Friday, June 20, 2014
NIGHT MOVES (Kelly Reichardt, 2013)
Living in secrecy seems like a tall, if not impossible, task these days. One can take steps to reduce fear and suspicion of the National Security Agency monitoring web activity and phone calls, but the people one interacts with will always be potential loose ends regardless of how much trust is placed in them. The three environmentalists plotting to blow up the Green Peter Dam in NIGHT MOVES keep low profiles and cover their tracks, yet throughout the planning each remains leery that one among them will burn them.

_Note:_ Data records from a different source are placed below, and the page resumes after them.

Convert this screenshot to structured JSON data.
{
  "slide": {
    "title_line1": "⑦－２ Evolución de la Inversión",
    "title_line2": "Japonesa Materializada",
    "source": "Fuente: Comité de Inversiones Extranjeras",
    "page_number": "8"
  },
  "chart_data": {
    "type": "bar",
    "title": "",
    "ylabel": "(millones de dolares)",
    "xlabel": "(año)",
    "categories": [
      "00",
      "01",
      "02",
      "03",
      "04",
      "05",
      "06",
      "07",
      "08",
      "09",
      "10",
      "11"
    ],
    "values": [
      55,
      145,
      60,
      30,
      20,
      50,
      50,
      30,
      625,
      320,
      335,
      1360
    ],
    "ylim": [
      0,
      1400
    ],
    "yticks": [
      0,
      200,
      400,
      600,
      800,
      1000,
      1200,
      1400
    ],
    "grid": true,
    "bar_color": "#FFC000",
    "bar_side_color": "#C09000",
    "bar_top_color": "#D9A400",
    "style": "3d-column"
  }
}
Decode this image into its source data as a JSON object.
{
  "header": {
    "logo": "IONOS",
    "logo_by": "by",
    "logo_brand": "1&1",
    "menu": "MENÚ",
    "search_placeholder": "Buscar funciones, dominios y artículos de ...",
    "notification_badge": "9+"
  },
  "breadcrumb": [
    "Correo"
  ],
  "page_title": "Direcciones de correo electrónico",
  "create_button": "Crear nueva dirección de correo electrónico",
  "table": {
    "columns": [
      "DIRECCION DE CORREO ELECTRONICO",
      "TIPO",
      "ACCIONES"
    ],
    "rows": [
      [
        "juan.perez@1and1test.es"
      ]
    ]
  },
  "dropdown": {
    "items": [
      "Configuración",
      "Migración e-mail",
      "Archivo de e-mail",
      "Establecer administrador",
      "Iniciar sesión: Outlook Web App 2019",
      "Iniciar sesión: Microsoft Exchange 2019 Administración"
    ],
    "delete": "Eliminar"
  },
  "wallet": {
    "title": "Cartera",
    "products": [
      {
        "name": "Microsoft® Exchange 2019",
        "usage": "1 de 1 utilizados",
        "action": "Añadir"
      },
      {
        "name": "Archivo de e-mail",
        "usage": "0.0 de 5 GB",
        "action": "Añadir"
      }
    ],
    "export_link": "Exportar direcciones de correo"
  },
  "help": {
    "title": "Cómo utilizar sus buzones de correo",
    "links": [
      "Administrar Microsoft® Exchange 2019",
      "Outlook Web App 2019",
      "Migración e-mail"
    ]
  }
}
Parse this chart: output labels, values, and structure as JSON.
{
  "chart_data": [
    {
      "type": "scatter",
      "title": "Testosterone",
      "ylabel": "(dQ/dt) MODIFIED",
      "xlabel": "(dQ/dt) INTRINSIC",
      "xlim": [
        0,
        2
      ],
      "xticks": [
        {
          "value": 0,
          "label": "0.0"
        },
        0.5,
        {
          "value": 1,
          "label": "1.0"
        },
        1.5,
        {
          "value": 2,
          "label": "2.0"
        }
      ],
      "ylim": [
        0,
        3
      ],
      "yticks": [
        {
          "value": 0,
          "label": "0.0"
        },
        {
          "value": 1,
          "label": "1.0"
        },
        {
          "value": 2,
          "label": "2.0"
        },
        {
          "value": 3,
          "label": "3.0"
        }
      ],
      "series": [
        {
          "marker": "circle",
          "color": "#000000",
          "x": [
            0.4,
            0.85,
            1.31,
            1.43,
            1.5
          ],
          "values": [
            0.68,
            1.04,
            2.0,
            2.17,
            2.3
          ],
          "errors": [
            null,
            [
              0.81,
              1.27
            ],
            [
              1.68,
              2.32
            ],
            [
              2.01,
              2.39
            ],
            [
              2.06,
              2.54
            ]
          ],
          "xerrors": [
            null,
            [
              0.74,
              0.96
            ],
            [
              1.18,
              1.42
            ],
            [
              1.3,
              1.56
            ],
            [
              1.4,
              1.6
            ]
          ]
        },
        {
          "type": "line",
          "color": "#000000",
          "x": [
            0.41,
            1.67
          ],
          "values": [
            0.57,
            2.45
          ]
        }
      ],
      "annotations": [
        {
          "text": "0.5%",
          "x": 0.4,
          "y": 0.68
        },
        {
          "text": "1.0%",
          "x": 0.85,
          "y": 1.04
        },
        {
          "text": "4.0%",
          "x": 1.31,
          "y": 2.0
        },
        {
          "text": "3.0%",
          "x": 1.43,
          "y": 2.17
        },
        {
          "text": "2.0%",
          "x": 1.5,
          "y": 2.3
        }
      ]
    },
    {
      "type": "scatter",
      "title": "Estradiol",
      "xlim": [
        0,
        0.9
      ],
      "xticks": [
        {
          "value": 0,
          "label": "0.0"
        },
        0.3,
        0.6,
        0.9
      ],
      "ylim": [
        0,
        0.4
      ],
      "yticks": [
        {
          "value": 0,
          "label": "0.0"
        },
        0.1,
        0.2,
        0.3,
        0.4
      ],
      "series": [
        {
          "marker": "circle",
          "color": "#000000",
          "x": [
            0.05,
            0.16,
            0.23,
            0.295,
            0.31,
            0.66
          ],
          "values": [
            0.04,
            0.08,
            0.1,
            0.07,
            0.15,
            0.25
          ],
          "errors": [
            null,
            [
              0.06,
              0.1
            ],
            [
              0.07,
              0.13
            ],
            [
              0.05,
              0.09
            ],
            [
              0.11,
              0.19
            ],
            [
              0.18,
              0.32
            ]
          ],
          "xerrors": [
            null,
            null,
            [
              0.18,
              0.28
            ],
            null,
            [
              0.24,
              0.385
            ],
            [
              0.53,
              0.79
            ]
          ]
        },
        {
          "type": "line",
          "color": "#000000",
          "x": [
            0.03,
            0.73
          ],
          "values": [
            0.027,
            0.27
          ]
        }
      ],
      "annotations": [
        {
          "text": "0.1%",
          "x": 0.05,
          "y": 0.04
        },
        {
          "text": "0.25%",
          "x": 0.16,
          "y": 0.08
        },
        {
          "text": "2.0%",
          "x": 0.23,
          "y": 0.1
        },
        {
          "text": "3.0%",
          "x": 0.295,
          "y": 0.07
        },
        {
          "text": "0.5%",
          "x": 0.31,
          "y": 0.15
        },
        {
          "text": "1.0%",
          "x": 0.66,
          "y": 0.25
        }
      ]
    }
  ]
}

Josh (Jesse Eisenberg) is a sensitive sort who will stop to pick up a fallen bird’s nest and move a deer struck by a car off the side of the road. He lives in a yurt on the co-op Oregon farm where he works. To passersby this quiet, slightly built young man looks about as unthreatening as possible, but his exterior belies a radical’s intensity and dangerousness. Dena (Dakota Fanning) comes from a wealthy Connecticut family whose lifestyle she’s disavowed to support the cause. She lights up with the passion of the newly converted. Dena gladly puts up her funds to gain greater participation in Josh’s eco-terrorist activities. In this case that means providing ten thousand dollars in cash to purchase the boat named Night Moves that they intend to load with ammonium nitrate fertilizer and detonate by the concrete dam. Josh’s friend Harmon (Peter Sarsgaard) lives off the grid, more or less, in a trailer in the countryside, but his reliability is up for debate when it seems he’s not as unknown in the area as thought.
Director and co-writer Kelly Reichardt wrings tension from the rampant paranoia among the trio leading up to their political act and the ratcheting up of suspense as they respond to its aftermath. Innocent questions and unknown cars pulling up to the workplace become worrisome. Headlights in the rearview mirror gain accusatory significance. Even a job application leaves a trace. Josh becomes more withdrawn and skittish to the friends and colleagues who don’t know what he’s been involved in. Neither the physical world nor one’s mind provide totally safe hiding places. NIGHT MOVES gives the sense that communicating with others is ultimately undesirable. In the film’s rare humorous spots, these environmental true believers dismiss the foolishness of those they encounter while trying to go unnoticed.
Despite their unconscionable deed, we feel somehow complicit with Josh, Dena, and Harmon by virtue of watching and following them. Reichardt identifies that abetment in the heart-stopping moment after they’re trying to leave the scene and the first turn of the key fails to start their truck. The viewer’s reaction suggests a wish for them not to be caught regardless of how we judge their actions. By getting that response Reichardt and co-writer Jonathan Raymond peer into how one can be seduced into extremism through gradual exposure when otherwise such behavior would seem out of the question to most rational people.
Eisenberg is terrifying because of the mental energy he shows Josh must expend to hold it together while denying normal human emotions. He must always be on guard and wear a mask, although he permits a small smile to himself after hearing the bomb explode in the distance. The character’s beliefs are unsettling, but the manner in which he justifies and compartmentalizes what he does in opposition with an otherwise gentle nature reveals a monster let loose from its cage. Josh fixates on making a statement than achieving results. As NIGHT MOVES shows, once that decision is arrived at, that’s a frightening state of existence.